# Legend Force



## Smolenski7 (Nov 24, 2010)

So I was walking through Home Depot yesterday and saw a Legend Force 24in., 206cc snow blower for $499. It's certainly an entry level machine, but for the price it didn't look half bad. Does anyone know anything about these blowers?

Sent from my SM-G973U1 using Tapatalk


----------



## orangputeh (Nov 24, 2016)

where is it built? maybe a clue to your question.


----------



## deezlfan (Nov 8, 2017)

If you are looking at two stage blowers and they are priced below $600 you can bet on the factory being in China and you are buying a cheap imitation of someone else's design. .


----------



## Zavie (Sep 23, 2014)

Legend Force is a bit of an enigma. The 2 stage have LCT engines and it's hard to pinpoint a manufacturer. The legend force single stage models look like Briggs and Stratton Snapper and Simplicity clones and have Briggs engines. So.....?????


----------



## 140278 (Aug 27, 2020)

pulled the warranty up in the Hd site , only thing solid is to call yardmax for warranty coverage, still leaves where is yard max made 
auger wise look at those teeth om chainsaw like


----------



## Dauntae (Nov 10, 2016)

It seems to have a LCT engine on it, maybe just another version with a new name that only they sell, seems to of replaced the power smart brand which also had a few years using LCT engines but wasn’t a very high quality and at the same price point as these.


----------



## 140278 (Aug 27, 2020)

yes a 208 cc 7hp lct motor w electric 120 start, + head lamp and heated grips, friction disc drive the warranty is from yardmax and (*YARDMAX* products are *manufactured* in state-of-the-art facilities in China. )

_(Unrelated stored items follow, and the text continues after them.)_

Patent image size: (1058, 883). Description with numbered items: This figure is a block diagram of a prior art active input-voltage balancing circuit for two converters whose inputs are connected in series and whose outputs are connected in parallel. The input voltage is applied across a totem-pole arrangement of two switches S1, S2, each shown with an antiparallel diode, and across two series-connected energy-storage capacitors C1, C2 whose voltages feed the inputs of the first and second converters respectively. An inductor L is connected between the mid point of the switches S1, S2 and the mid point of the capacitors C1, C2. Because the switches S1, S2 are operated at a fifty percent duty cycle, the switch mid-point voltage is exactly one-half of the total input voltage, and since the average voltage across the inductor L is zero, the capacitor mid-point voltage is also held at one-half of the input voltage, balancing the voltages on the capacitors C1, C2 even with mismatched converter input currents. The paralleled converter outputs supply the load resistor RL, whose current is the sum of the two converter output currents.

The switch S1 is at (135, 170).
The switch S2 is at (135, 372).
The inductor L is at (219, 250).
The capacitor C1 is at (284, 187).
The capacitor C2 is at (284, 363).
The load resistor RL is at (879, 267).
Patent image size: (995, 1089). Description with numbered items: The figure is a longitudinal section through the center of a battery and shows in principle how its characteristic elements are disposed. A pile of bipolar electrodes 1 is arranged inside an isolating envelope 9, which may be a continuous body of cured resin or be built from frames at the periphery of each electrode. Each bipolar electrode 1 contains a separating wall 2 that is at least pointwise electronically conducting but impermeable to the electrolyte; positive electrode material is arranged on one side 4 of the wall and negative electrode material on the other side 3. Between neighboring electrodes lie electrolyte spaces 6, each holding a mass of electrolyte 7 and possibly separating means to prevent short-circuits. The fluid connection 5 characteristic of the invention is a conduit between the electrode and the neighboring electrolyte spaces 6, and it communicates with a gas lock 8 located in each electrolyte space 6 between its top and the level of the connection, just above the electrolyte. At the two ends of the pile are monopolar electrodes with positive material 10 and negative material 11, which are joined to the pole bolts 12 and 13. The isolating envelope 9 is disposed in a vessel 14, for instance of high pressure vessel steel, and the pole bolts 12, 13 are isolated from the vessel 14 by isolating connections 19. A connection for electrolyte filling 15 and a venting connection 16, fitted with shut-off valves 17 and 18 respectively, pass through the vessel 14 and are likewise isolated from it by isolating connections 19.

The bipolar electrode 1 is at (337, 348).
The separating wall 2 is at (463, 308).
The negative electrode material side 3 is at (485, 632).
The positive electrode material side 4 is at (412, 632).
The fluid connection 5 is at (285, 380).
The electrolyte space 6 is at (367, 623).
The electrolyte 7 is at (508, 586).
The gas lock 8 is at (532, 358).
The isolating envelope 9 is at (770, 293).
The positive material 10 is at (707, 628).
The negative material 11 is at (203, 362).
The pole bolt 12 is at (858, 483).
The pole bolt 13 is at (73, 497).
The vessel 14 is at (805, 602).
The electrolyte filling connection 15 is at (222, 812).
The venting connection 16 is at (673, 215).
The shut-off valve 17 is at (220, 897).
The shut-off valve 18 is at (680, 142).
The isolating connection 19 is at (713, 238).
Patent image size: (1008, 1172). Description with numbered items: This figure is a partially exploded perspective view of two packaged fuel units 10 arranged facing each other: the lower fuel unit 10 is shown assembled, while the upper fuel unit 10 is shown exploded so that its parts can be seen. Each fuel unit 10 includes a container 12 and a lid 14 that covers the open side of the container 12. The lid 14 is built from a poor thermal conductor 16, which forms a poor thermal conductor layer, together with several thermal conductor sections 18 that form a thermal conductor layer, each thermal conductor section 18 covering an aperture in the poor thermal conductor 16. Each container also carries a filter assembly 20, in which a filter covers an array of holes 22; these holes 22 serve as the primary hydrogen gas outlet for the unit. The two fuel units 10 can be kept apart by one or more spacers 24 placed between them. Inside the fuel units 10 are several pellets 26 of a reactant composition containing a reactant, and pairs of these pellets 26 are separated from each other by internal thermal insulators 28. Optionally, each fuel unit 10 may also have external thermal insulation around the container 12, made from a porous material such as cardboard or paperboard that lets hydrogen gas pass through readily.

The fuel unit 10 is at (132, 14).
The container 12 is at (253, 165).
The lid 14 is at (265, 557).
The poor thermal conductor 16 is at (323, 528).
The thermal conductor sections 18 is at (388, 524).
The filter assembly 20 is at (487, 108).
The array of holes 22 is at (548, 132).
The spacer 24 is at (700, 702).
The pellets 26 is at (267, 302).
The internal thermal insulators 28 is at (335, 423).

Legend Force 24 in. Two-Stage Gas Snow Blower with Electric Start THDSKU1 - The Home Depot


This compact, heavy-duty, dual-stage snow blower easily handles snowfalls in excess of a foot or more while clearing a 24 in. path through the snow. Key features that make snow blowing a breeze with this



www.homedepot.com


----------



## Smolenski7 (Nov 24, 2010)

Dauntae said:


> It seems to have a LCT engine on it, maybe just another version with a new name that only they sell, seems to of replaced the power smart brand which also had a few years using LCT engines but wasn’t a very high quality and at the same price point as these.


I thought that this line might be replacing the Power Smart brand too. Although I know Power Smart does not have a great reputation, I have had 2 products of there's that I'm actually pretty happy with. A lawn edger (that I just replaced the carb. in and has never run bettet) and a wheeled leaf blower that starts on the first pull every time.

Sent from my SM-G973U1 using Tapatalk


----------



## Dauntae (Nov 10, 2016)

They make a few things that were decent, the single stage blower seems on par with the MTD machines and at least the LCT engines are good as Ariens and Husquvarna both use them


----------